Pesticides and Food Safety

Posted on October 28, 2013
Strawberry Water Splash
Having worked in the research and development of new pesticides now for over thirty years, I think I can confidently say that the development side of new pesticides is providing much safer and more effective pesticides for use in the agricultural production of food and fiber.  The problem though continues to be the perception that we in the industry do not handle these materials safely and that we are providing food that is tainted with dangerous products.  The focus has been removed a little with the advent of “GMO” crops and other food safety issues that deal with microbial contamination of our food, but we have not been completely taken off of the food safety radar when it comes to pesticides.
Recently I heard a presentation by Dr. Carl Winter from the Food Science and Technology Department at the University of California, Davis.  I would like to share a few things I learned from that presentation.  A survey by the Food Marketing Institute found that 79% of  those consumers surveyed think pesticide residues pose a serious health hazard with another 17% believing that they provide something of a hazard (that is a total of 96%)! In turn regulatory sampling of food at both the federal and state levels finds that the majority of food sampled contains no residues of pesticides (64% for domestic produced and 72% for imported food), that when residues are encountered they are well within the established legal tolerances (35% for domestic and 23% for imported), which leaves us with .9% of domestically produced food in violation and 5% of imported food in violation (FDA monitoring for 2008).  The problem is tolerances are misunderstood by the public and illegal residues are not necessarily unsafe residues. Tolerances are established by estimating daily dietary exposure to pesticides, multiplying that number by 10,000 and then feeding this 10,000x quantity of pesticides to laboratory animals throughout their lifetime.  Then what happens to the laboratory animals?  Nothing!  This is called the NOEL (or no observable effect level).  Illegal tolerance levels are set at 1/10,000th of the level that still causes no issue with laboratory animals!

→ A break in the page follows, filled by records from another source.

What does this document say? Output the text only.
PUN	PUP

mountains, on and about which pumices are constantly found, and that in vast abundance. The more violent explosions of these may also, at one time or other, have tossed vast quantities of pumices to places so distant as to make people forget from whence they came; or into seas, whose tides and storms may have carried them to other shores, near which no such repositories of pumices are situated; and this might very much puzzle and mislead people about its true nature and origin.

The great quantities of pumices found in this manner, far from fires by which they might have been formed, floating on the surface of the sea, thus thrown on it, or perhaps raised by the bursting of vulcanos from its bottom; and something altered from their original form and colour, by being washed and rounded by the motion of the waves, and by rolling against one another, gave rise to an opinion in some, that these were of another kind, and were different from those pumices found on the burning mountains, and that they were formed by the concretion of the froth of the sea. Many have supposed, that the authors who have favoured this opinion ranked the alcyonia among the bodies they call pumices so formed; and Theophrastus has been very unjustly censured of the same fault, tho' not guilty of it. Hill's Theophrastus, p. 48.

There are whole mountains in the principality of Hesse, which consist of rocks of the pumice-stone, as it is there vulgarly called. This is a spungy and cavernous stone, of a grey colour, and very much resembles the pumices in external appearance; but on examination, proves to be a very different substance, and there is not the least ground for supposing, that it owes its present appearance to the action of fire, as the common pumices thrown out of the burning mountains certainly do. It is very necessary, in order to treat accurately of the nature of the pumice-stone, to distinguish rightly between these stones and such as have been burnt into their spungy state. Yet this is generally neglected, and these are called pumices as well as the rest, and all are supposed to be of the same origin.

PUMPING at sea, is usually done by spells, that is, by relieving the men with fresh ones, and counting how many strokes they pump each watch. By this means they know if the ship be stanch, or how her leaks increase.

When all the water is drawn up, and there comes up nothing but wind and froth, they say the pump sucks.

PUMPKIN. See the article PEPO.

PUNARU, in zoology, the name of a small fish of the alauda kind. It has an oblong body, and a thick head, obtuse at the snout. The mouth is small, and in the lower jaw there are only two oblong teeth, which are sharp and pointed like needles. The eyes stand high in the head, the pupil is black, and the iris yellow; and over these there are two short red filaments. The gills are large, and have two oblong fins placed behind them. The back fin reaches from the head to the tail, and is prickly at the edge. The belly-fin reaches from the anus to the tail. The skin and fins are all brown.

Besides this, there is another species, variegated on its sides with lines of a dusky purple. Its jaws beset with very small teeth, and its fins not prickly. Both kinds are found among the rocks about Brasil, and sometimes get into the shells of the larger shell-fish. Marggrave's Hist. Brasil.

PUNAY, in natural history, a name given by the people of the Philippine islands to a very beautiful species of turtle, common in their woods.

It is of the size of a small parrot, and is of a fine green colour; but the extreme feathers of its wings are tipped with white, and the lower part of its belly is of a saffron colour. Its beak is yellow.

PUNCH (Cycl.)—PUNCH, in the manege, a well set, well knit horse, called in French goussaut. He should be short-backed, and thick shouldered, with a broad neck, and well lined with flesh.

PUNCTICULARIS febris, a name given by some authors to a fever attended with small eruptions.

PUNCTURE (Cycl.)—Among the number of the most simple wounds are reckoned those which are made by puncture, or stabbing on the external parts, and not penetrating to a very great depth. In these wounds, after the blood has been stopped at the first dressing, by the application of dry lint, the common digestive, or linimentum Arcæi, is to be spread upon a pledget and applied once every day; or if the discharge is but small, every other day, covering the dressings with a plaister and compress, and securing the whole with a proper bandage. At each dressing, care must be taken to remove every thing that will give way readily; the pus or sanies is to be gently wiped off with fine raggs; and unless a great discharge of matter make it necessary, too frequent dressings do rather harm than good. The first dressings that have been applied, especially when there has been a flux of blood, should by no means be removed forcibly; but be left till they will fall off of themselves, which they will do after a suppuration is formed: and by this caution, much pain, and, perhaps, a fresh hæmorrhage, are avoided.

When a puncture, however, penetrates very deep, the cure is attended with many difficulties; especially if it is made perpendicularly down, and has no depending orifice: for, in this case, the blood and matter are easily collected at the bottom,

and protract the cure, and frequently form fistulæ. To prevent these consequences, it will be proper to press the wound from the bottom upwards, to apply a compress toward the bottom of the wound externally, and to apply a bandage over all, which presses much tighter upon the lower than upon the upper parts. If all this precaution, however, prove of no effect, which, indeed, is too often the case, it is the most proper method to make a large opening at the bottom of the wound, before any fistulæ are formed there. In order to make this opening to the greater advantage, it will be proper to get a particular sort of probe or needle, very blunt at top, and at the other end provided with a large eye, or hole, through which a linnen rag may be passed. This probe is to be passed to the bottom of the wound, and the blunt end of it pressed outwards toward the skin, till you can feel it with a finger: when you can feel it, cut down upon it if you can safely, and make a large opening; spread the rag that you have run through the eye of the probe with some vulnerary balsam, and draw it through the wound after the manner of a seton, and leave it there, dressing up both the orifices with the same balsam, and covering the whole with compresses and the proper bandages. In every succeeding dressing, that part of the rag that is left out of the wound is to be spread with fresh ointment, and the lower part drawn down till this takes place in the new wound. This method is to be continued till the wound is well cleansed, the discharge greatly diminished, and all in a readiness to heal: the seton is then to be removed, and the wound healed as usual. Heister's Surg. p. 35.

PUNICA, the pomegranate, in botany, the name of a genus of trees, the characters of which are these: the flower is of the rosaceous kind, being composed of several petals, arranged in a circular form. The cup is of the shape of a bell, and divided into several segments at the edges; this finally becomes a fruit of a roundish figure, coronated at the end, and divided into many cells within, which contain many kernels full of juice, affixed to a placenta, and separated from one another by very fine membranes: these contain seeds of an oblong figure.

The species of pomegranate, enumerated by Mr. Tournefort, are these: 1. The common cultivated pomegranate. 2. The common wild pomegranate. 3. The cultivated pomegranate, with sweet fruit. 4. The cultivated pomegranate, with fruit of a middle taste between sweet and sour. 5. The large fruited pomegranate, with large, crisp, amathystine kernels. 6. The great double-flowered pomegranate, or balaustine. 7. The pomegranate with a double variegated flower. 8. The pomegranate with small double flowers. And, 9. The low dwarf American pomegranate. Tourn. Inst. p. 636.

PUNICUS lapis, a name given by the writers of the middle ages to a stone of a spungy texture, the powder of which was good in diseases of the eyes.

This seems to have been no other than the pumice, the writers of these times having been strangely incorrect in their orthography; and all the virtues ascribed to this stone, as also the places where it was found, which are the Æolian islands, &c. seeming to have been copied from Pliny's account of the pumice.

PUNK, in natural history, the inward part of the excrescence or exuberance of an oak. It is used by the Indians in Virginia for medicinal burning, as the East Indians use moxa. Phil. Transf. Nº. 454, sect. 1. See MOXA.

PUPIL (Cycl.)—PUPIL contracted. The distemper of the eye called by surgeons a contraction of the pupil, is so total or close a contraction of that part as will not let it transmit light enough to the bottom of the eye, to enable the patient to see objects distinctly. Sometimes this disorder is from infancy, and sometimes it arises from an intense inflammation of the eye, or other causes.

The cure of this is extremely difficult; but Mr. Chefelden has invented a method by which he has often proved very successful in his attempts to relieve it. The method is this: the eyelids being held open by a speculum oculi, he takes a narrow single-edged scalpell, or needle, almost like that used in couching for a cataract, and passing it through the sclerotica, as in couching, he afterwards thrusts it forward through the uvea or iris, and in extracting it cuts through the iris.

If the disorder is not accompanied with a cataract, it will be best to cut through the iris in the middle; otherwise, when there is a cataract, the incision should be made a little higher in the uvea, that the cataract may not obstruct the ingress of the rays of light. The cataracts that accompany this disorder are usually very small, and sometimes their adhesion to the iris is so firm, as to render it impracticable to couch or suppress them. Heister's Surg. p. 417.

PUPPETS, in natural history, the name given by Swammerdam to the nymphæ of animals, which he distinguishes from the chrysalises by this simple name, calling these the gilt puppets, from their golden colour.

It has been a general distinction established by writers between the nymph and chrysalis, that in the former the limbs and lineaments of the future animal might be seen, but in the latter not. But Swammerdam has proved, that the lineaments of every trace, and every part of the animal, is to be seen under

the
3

So what is the bottom line? Pesticides are sometimes detected as residues on foods. Exposure to these pesticides are typically far below levels of health concern.  Pesticide stewardship continues to show a lack of food safety concerns in America. We, in the industry (I mean all of production agriculture) need to continue to preach this message.  I do believe that those who make well informed food decisions and eat accordingly are the healthiest in our nation.